Nuclear fusion also occurs in the innards of stars like our Sun. Those giant balls of plasma rely on this reaction to fuse hydrogen atoms into helium, releasing energy in gargantuan amounts. Stars that have fused all their hydrogen into helium burn out.
KSTAR is operated by the Korean Institute of Fusion Energy (KFE) and first succeeded at nuclear fusion in 2008. Since then, it has only been advancing further and further into a sci-fi future. The millions of parts that make up KSTAR will eventually be integrated into the international ITER project, which seeks to create the largest tokamak ever. This reactor will ignite between 2030 and 2035 if everything goes as planned. Working with KSTAR has given Korea an edge in advising the assembly of and experimentation with ITER. It has already built segments of the ITER vacuum vessel, which protects the toroidal chamber in which reactions happen.

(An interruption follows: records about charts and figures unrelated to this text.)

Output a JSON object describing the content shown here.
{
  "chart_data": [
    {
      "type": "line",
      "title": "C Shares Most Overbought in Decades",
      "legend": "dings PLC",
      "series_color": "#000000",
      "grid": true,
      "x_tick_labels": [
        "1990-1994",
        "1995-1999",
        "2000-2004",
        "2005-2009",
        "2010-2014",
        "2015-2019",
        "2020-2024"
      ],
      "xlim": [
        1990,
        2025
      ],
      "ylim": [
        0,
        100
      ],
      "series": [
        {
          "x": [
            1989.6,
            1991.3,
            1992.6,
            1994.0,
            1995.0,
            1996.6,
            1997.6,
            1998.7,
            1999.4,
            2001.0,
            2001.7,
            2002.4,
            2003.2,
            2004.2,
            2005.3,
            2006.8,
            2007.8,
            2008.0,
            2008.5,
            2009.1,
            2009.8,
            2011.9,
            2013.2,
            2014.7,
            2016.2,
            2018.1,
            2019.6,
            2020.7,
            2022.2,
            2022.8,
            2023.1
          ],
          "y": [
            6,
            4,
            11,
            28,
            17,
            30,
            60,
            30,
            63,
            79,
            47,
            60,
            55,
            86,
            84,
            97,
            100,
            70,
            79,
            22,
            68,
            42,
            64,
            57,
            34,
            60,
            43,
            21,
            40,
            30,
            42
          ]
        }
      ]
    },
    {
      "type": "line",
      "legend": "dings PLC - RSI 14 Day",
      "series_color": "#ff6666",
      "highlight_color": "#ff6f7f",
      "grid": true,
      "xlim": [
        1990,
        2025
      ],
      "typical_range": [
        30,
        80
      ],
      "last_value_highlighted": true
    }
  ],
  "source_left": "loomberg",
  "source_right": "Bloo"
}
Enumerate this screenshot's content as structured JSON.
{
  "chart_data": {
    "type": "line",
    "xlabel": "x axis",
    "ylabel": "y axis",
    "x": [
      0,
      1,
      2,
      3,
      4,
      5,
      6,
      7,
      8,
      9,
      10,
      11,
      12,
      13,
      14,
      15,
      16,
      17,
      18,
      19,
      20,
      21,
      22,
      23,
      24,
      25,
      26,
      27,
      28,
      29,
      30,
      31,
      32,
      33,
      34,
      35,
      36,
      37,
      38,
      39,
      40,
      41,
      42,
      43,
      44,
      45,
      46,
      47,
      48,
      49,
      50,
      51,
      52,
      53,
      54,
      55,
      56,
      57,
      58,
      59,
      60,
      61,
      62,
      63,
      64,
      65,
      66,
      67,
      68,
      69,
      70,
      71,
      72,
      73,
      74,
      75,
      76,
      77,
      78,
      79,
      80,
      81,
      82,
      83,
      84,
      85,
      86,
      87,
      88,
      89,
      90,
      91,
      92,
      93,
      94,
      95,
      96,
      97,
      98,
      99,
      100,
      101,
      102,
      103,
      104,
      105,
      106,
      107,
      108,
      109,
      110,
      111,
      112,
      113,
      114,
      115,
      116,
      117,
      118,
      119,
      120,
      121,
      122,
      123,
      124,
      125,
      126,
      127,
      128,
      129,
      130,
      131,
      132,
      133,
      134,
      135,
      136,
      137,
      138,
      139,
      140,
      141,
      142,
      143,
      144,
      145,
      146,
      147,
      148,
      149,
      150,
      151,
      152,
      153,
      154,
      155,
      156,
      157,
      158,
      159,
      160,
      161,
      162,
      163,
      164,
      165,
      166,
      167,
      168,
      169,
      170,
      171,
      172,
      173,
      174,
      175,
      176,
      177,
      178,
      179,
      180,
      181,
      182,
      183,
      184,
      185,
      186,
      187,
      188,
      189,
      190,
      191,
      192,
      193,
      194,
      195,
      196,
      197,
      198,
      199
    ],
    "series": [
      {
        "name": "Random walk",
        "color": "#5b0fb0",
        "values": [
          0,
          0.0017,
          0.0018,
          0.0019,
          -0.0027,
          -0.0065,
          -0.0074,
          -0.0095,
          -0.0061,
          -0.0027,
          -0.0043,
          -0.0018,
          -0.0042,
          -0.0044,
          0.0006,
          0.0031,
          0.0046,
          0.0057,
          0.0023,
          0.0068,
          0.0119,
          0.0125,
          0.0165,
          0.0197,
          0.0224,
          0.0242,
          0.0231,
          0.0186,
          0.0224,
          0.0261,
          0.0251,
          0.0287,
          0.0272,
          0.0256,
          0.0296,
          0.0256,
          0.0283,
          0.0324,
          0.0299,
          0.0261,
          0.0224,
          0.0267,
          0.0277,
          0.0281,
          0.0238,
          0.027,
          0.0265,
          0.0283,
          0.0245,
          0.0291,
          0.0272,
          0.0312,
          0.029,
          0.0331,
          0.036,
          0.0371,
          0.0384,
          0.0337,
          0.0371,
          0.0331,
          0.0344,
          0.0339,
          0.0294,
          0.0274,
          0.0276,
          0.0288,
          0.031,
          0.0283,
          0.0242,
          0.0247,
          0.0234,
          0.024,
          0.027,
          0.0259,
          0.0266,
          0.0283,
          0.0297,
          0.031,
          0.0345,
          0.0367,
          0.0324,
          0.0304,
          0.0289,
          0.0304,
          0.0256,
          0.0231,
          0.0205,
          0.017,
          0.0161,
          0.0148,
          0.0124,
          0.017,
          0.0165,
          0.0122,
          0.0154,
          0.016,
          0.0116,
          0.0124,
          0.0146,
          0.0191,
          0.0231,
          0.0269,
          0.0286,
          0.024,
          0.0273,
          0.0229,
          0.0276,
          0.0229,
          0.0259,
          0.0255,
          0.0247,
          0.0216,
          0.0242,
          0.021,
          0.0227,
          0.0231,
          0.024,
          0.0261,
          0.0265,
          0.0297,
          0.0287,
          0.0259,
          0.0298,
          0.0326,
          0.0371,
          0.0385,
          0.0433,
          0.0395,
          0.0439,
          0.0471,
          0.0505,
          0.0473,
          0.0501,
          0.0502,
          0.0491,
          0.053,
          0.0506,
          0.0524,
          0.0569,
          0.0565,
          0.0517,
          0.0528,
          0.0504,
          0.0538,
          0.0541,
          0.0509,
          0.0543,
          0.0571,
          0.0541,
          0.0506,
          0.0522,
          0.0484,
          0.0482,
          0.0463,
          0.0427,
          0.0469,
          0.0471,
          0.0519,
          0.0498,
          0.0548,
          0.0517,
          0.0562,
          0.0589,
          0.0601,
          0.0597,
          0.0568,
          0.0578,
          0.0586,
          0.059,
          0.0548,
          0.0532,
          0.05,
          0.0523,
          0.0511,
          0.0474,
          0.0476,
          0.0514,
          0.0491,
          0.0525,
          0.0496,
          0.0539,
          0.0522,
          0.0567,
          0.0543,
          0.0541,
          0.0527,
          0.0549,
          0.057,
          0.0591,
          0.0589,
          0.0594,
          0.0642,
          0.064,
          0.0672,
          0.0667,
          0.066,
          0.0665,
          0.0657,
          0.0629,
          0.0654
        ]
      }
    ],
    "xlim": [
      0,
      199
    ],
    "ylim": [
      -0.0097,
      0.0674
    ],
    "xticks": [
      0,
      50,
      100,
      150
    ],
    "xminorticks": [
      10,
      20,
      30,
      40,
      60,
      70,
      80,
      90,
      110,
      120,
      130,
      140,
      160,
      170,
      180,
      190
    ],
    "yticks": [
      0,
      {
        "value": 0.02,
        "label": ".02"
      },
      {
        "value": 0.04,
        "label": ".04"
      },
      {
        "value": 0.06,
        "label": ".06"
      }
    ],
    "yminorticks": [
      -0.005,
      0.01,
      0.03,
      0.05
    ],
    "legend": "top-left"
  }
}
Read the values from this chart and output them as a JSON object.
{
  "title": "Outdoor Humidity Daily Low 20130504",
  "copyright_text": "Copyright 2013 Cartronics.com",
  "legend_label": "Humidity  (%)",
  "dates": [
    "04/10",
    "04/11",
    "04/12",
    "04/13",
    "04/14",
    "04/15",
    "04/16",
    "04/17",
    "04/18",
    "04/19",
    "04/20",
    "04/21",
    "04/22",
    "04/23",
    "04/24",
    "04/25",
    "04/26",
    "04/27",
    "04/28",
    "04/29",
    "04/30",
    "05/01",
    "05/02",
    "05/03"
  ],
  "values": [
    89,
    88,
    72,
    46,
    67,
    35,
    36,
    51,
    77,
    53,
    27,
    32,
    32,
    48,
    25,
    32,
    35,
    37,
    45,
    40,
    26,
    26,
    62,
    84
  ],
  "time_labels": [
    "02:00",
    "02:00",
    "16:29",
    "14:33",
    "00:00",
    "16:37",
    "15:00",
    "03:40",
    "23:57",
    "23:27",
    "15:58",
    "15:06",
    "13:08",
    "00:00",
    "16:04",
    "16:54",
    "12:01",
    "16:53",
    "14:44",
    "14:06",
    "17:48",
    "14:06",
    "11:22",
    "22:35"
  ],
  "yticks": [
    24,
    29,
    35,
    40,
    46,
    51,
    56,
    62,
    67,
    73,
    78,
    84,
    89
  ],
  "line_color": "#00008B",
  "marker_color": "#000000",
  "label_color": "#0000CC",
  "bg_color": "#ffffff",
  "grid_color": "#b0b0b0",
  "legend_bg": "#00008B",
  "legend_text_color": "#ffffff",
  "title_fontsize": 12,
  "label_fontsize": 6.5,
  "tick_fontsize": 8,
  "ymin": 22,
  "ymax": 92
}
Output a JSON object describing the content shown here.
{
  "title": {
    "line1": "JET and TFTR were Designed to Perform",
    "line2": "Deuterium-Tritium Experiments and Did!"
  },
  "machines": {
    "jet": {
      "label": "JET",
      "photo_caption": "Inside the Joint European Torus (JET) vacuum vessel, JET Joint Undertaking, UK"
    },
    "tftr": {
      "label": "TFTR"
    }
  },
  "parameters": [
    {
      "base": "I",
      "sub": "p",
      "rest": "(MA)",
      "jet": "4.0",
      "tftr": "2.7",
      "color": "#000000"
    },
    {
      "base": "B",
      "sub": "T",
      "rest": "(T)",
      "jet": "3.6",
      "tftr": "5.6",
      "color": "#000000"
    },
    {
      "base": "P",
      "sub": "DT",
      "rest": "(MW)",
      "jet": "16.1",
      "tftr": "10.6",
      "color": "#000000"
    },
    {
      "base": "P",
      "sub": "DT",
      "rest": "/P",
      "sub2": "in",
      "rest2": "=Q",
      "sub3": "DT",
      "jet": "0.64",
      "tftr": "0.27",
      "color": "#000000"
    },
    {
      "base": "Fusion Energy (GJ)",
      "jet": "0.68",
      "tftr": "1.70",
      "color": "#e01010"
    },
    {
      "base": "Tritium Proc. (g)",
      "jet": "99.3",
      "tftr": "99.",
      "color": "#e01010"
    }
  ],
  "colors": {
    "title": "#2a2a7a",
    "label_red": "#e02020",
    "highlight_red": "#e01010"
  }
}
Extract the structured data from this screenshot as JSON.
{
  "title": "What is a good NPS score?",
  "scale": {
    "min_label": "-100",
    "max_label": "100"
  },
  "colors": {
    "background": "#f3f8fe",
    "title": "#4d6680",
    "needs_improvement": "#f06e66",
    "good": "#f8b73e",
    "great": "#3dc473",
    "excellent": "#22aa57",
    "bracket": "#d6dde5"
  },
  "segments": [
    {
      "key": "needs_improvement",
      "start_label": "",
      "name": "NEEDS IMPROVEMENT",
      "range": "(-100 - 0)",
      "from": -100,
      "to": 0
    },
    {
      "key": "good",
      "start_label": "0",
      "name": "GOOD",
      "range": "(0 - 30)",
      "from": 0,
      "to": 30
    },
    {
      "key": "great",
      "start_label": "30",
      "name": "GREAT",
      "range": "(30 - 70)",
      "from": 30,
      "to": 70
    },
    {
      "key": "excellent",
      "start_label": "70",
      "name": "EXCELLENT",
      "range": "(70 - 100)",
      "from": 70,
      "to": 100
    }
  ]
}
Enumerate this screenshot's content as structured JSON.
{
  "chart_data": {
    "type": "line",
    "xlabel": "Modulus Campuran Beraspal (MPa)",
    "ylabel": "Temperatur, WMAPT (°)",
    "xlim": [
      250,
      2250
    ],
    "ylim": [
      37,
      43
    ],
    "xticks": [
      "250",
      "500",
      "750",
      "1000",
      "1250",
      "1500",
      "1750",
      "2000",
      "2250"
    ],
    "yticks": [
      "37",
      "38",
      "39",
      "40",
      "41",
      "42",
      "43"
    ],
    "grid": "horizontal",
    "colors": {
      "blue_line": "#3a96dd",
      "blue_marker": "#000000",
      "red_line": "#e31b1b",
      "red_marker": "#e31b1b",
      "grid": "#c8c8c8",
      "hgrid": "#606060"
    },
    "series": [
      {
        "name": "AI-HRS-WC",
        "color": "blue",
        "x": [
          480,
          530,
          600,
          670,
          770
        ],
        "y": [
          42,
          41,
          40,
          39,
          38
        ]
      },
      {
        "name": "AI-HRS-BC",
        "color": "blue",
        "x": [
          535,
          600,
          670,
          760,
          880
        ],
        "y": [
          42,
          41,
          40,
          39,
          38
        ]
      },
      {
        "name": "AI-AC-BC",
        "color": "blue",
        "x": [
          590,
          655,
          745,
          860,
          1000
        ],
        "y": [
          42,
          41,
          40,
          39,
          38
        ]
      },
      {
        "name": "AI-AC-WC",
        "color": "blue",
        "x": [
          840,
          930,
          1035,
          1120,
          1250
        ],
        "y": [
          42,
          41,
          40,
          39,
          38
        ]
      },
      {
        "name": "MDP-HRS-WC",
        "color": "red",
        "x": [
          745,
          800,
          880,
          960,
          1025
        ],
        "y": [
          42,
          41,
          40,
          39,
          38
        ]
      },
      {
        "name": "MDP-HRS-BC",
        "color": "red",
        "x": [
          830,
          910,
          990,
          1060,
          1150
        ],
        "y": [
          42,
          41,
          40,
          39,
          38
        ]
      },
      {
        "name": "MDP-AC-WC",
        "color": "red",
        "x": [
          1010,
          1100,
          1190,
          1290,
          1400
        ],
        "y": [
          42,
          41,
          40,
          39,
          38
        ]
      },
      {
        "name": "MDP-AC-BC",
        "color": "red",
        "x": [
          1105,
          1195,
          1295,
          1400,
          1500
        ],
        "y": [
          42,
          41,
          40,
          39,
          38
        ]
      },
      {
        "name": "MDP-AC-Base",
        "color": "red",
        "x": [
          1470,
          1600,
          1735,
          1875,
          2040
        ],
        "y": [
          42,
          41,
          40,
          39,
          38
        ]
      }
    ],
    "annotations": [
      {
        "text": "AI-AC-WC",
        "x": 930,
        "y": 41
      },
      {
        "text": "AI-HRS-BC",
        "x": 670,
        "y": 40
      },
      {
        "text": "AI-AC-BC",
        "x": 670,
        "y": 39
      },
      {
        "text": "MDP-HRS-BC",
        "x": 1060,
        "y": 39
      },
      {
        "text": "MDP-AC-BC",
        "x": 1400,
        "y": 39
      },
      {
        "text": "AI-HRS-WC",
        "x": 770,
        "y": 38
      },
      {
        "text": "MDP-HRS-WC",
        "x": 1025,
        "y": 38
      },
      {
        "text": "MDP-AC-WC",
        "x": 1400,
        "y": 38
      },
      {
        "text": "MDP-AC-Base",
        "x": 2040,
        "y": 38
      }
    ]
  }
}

Korea is also currently building the massive tools for assembling the sections of ITER, and will also be responsible for making the thermal shields for the reactor’s monster magnets. It also improved a next-gen plasma operation mode that was just developed last year. Internal Transport Barrier, or ITB, mode. ITBs are areas of plasma in the center of a reactor where turbulence can be stopped or at least reduced. Putting a tokamak into ITB mode confines plasma and improves stability.
Having control over ITB helps extend the stretch of time that plasma stays heated, which is why scientists are using computer models to figure out how to get the most out of it. What they are especially looking for is the exact place where the most sought-after state of plasma occurs. This state, known as turbulence transport, is when chaos in the flow of plasma within a reactor helps regulate the overall state of the plasma. KSTAR was able to go over and above that with its record 20 seconds of heat to rival the guts of the sun. It should be able to stay at that temperature for at least 300 seconds in another five years.
Maybe KSTAR has a way to go before it gets as hot as the average supernova, which can soar up to a billion degrees, but being able to pull off the temperature of the hottest thing in the solar system is nothing short of mind-blowing.